Viennese-born Egon Wellesz (1885-1974) was a pupil of Schoenberg's, and a friend and contemporary of Alban Berg and Anton Webern. After Hitler's rise forced his exile, he settled in Britain, where he taught at Oxford University. His own music ranged widely - he wrote three operas, nine symphonies, string quartets and song cycles - but it's hardly ever heard today. This tribute, organised under the auspices of the Anglo-Austrian Music Society, revived three major works, all composed in Britain: a string quartet, a vocal work - a setting of Gerard Manley Hopkins - and an octet.
The impression left by these disparate works is puzzling. The Fifth String Quartet (1943) is audibly the work of a Schoenbergian, though there's far more emphasis on expressive melody than expressionist gesture, the quartet, with its subtitle, In Memoriam, was consciously designed as a leave-taking, and, in the Hopkins setting, begun the same year, he started to wipe the slate clean.

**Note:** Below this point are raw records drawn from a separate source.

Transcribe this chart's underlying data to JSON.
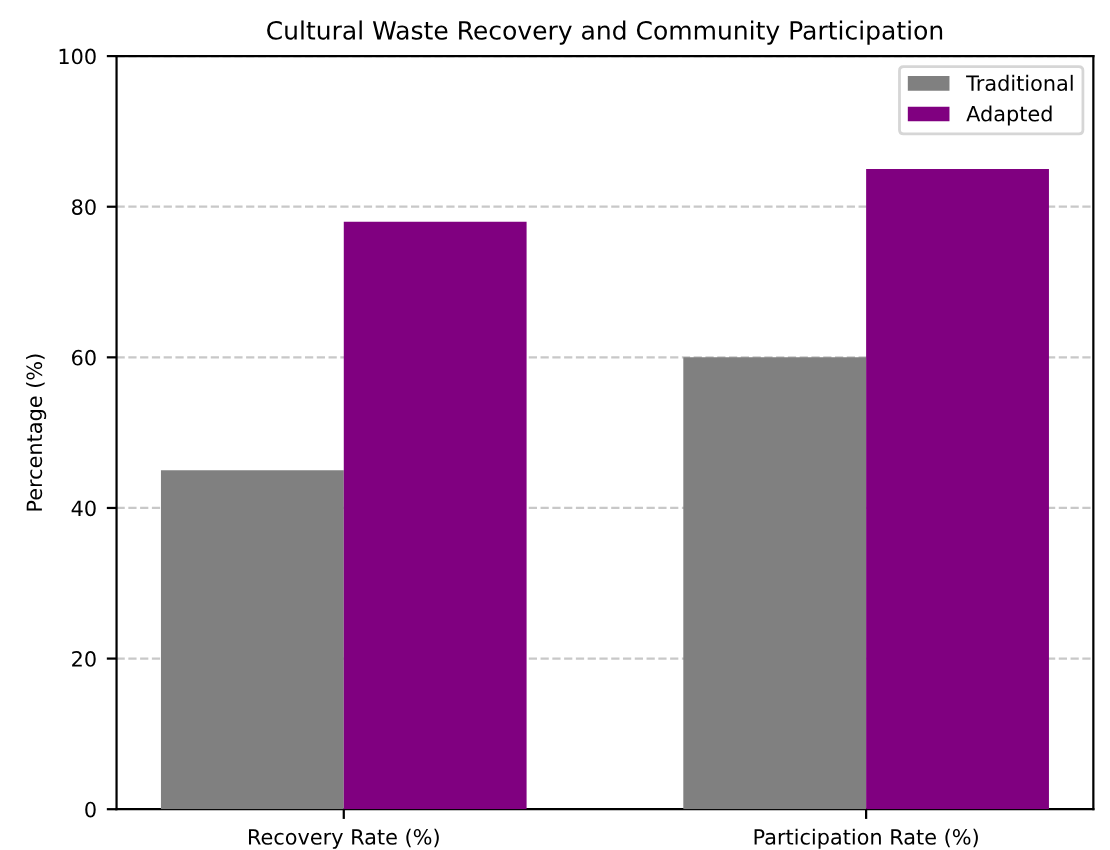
{
  "chart_data": {
    "type": "bar",
    "title": "Cultural Waste Recovery and Community Participation",
    "ylabel": "Percentage (%)",
    "categories": [
      "Recovery Rate (%)",
      "Participation Rate (%)"
    ],
    "series": [
      {
        "name": "Traditional",
        "color": "#808080",
        "values": [
          45,
          60
        ]
      },
      {
        "name": "Adapted",
        "color": "#800080",
        "values": [
          78,
          85
        ]
      }
    ],
    "ylim": [
      0,
      100
    ],
    "yticks": [
      0,
      20,
      40,
      60,
      80,
      100
    ],
    "grid": "y",
    "line_style": "dashed",
    "legend": "top right"
  }
}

Yet the 1947 octet seems to hark back to central Europe - although to the neoclassicism of Hindemith rather than the second Viennese school. It's bluff and rather too determinedly perky; whether there's more in it than this rather dutiful performance discovered, was hard to judge, but then, sadly, this isn't music any of the performers are going to play very often. Some of Wellesz's larger-scale works might provide a better sense of his stature.